We published Data-driven prediction of battery cycle life before capacity degradation almost four years ago. At the time of this writing, the paper has received 893 citations. While I haven’t counted, a good chunk of these papers are training new machine learning models on these datasets. I’m really happy that many people find this data useful (especially new entrants to the battery field)! And there’s certainly plenty of room to improve model performance over the simple linear models we published with. However, I haven’t seen significantly expanded or improved battery cycling datasets (admittedly, I’m not following as closely as I could be). The datasets we published were still leading the pack in terms of number of cells as of the publication time of this paper. To be honest, I was expecting an arms race between academic groups to see who would be the first to 500 or 1000 cell datasets, but this expectation hasn’t materialized.

I get it — collecting battery cycling data is hard! Cells lose electronic contact with their fixtures, the temperature chamber fails to maintain its setpoint, thermocouples disconnect, channels are out of calibration, the computer restarts despite every protestation to the contrary, the power in the lab goes out (sometimes planned, often unplanned), the data is hard to parse and clean, and the experiments just take forever. Check out a snapshot of some of the issues we dealt with here. This work is definitely less fun than training models on available data using sklearn or pytorch. But given the unreasonable effectiveness of data, we need a lot more data work for both data-driven and fundamental studies of battery lifetime. And I’d bet that a paper with 1000 cells and a crappy ML model will get 100x the citations of a paper with 10 cells and an amazing ML model, so focusing on the data work is good for your career too.

With all the resources going towards academic battery research these days, I’d love to see more research groups invest in the data work. If I had a magic wand, I would direct a good fraction of the federal battery research budget towards collecting high quality battery data. This directive would extend well beyond battery cycling — material properties, electrolyte properties, electrode properties, and cell properties could all use “battery data Manhattan projects”. Related needs include developing standards and best practices for data collection and developing high-quality tooling and infrastructure for data storage and retrieval.
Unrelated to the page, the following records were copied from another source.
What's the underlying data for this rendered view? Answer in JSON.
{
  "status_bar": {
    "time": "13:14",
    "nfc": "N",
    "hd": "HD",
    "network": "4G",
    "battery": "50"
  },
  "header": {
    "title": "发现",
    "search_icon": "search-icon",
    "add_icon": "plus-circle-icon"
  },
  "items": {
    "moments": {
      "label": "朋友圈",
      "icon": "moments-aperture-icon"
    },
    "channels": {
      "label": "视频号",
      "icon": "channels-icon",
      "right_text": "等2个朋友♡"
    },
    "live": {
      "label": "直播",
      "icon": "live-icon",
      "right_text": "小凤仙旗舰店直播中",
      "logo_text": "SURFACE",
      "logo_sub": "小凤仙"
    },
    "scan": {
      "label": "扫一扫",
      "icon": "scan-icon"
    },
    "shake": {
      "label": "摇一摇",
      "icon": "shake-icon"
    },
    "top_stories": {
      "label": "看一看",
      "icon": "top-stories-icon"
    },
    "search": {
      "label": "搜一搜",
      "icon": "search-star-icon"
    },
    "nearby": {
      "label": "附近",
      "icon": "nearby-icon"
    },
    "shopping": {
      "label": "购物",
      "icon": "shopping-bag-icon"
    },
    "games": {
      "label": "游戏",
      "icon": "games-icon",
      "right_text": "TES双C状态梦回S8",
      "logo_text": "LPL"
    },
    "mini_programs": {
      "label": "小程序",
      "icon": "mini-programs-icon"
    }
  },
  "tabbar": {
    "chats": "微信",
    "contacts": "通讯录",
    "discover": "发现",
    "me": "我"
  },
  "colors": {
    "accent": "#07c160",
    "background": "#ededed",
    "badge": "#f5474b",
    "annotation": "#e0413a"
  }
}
In lieu of a magic wand, I hope those of you who read this and have the power to influence research directions are inspired to “do the data work”!

Update 5/31

Upon rereading, I think the tone of this post is more negative than I’d like. Like the Google article suggests, I still think the current literature overly emphasizes the “model work” over the “data work”. That said, I would like to acknowledge some prior “data work” in this space, specifically excellent papers by Preger et al. as well as Paulson et al. Additionally, my former lab recently posted this preprint. At any rate, excited to see what the future holds in this space!